Making 'packages.html' ...
 done

#Suppress R Warnings
options(warn=-1)
# Load R Packages
pkgs <- c(pkgs <- c("tibbletime", "tidyverse","anomalize", "jsonlite", "curl", "httr", "lubridate","dplyr"))
sapply(pkgs, function(x) suppressPackageStartupMessages(require(x, character.only = T)))

tibbletime: TRUE
tidyverse: TRUE
anomalize: TRUE
jsonlite: TRUE
curl: TRUE
httr: TRUE
lubridate: TRUE
dplyr: TRUE

Read csv using R#

# Read CSV into R
urlfile<-'https://raw.githubusercontent.com/ashwin-patil/threat-hunting-with-notebooks/master/rawdata/UserLogons-demo.csv'
userlogondemo<-read.csv(urlfile)

Printing the structure of the data#

str(userlogondemo)

'data.frame':	2844 obs. of  6 variables:
 $ Date           : chr  "1/3/2018" "1/3/2018" "1/3/2018" "1/3/2018" ...
 $ EventId        : chr  "Microsoft-Windows-Security-Auditing:4624" "Microsoft-Windows-Security-Auditing:4624" "Microsoft-Windows-Security-Auditing:4624" "Microsoft-Windows-Security-Auditing:4624" ...
 $ AccountNtDomain: chr  "LABDOMAIN.LOCAL" "LABDOMAIN.LOCAL" "LABDOMAIN.LOCAL" "LABDOMAIN.LOCAL" ...
 $ AccountName    : chr  "SRVACCNT-01" "SRVACCNT-01" "SRVACCNT-01" "SRVACCNT-01" ...
 $ logontype      : int  10 11 2 4 7 10 4 3 3 5 ...
 $ TotalLogons    : int  28 2 15592 259 9 1 23 65 7 60 ...

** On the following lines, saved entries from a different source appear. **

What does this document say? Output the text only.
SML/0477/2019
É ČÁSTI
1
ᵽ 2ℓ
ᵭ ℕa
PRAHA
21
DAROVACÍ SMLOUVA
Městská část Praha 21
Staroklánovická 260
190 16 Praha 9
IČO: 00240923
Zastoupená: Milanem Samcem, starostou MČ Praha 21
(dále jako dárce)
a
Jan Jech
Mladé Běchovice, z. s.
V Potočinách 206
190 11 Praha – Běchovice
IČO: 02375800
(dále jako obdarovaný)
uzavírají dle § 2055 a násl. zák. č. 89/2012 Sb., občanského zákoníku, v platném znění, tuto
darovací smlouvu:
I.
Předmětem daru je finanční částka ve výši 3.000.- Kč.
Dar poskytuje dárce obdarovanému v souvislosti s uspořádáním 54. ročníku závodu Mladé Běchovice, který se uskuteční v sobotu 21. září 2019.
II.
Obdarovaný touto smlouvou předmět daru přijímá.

Printing Sample Rows from the dataset#

head(userlogondemo)

A data.frame: 6 × 6
	Date	EventId	AccountNtDomain	AccountName	logontype	TotalLogons
	<chr>	<chr>	<chr>	<chr>	<int>	<int>
1	1/3/2018	Microsoft-Windows-Security-Auditing:4624	LABDOMAIN.LOCAL	SRVACCNT-01	10	28
2	1/3/2018	Microsoft-Windows-Security-Auditing:4624	LABDOMAIN.LOCAL	SRVACCNT-01	11	2
3	1/3/2018	Microsoft-Windows-Security-Auditing:4624	LABDOMAIN.LOCAL	SRVACCNT-01	2	15592
4	1/3/2018	Microsoft-Windows-Security-Auditing:4624	LABDOMAIN.LOCAL	SRVACCNT-01	4	259
5	1/3/2018	Microsoft-Windows-Security-Auditing:4624	LABDOMAIN.LOCAL	SRVACCNT-01	7	9
6	1/3/2018	Microsoft-Windows-Security-Auditing:4624	LABDOMAIN.LOCAL	SRVACCNT-01	10	1

#Read Downloaded csv and arrange by columns
userlogonsummary <- userlogondemo %>%
                    arrange(AccountName,AccountNtDomain,Date)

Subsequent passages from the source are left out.